UpBuilding Men, Women, and Children in Practical Christianity
 


September 2003 Monthly Letter

Dear Partner In Ministry,

Dr. Bill Bright in one of his publications says this about healing: "…a healed heart and a transformed life are far more spectacular than a straightened hand or restored sight."

This is the theme of this month's letter as revealed in the verbatim testimonies received after two recent UpBuilding Weekends.

A man from Indianapolis who came to the cross with three nails and pounded each side by side with great force, said:

"The question is: What did I receive from this Weekend? Bottom line: healing of three deep wounds in my heart!

My wife and I have had three miscarriages. After each, my anger against God was intensified! Also, the confusion with my theology also intensified! How could I as a Christian admit to myself and to other believers that I had a growing hardness of heart toward God!

Today I finally dealt with it at the cross. I was the last man to pound my nails! It took courage to come before my Heavenly Father who has denied me the joy of being a father!

I released my anger. The three clustered nails stand in memory of the three children that God has taken from us. We don't understand why. Understanding would not make it seem fair. I released my anger toward God. He released a healing peace that pervaded my heart and that I DO NOT yet understand…but experienced then and I still am!

The second testimony is from a young woman from Minnesota who buried some issues from the past in shallow pit near the garbage containers in back of the church.

"Today I experienced a miracle! About five years ago, I started to do drugs (methanphetamine) pretty heavy. Spending all my money — about $200–$300 a week on drugs.

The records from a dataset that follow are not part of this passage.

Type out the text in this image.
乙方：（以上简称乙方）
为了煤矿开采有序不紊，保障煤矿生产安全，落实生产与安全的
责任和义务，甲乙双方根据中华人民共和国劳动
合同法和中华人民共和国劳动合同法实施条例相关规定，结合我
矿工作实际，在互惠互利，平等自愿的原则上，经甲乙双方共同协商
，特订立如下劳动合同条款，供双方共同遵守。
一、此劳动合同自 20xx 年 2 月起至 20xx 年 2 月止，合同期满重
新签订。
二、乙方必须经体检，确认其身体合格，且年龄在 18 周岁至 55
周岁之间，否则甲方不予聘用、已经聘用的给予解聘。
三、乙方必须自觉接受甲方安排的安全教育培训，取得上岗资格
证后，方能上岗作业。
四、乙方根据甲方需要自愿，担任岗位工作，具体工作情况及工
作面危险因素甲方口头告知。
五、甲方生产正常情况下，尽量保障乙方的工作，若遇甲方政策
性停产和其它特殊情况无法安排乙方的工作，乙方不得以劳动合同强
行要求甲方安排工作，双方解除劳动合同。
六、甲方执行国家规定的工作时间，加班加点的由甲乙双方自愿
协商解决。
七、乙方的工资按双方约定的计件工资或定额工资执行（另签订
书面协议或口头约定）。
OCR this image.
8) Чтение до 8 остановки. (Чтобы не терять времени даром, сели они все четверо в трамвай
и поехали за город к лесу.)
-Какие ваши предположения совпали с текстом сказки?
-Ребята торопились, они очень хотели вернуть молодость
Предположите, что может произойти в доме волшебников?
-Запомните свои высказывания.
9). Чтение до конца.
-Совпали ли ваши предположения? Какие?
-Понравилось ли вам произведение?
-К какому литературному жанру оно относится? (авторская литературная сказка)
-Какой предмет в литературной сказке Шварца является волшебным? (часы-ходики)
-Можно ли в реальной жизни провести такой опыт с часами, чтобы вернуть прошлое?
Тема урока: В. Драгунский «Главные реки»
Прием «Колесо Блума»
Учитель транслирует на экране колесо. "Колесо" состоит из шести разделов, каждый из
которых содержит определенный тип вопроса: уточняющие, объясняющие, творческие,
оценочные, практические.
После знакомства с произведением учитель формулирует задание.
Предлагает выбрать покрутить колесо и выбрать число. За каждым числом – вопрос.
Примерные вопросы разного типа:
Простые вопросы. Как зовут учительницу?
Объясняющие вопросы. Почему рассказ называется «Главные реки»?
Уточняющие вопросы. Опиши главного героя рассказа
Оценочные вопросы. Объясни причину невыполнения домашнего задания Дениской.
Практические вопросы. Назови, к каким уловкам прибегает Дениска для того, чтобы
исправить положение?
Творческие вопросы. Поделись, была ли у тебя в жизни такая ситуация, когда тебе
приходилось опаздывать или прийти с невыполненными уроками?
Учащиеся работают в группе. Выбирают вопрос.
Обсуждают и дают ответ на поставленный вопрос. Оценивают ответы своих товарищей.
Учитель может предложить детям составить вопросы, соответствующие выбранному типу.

Last January I started dating a married man and became pregnant. As I look back, it was "someone's" way of saving me from drugs. I stopped for sake of the baby I am now carrying.

Though the drugs stopped, the self-condemnation increased daily! It has been at times unbearable! I felt trapped! Imprisoned by guilt and shame. And, my lover abandoned me!

Today God spoke to me through your voice! The teaching on Romans 5:8-that God proved His love for me even while I am a sinner — penetrated my heart (and I believe the baby's too)!

The time of burying my sinful past at the pit was more than a symbol of Jesus' burying my sins with His burial. It was a personal miracle! Today I was 'delivered' four months before the delivery time of my child! I know I will still have to face the consequences of my past choices, but I can do 'all things through Jesus', who loves me unconditionally!"

Thank you for your part in bringing God's inward healing to broken hearts!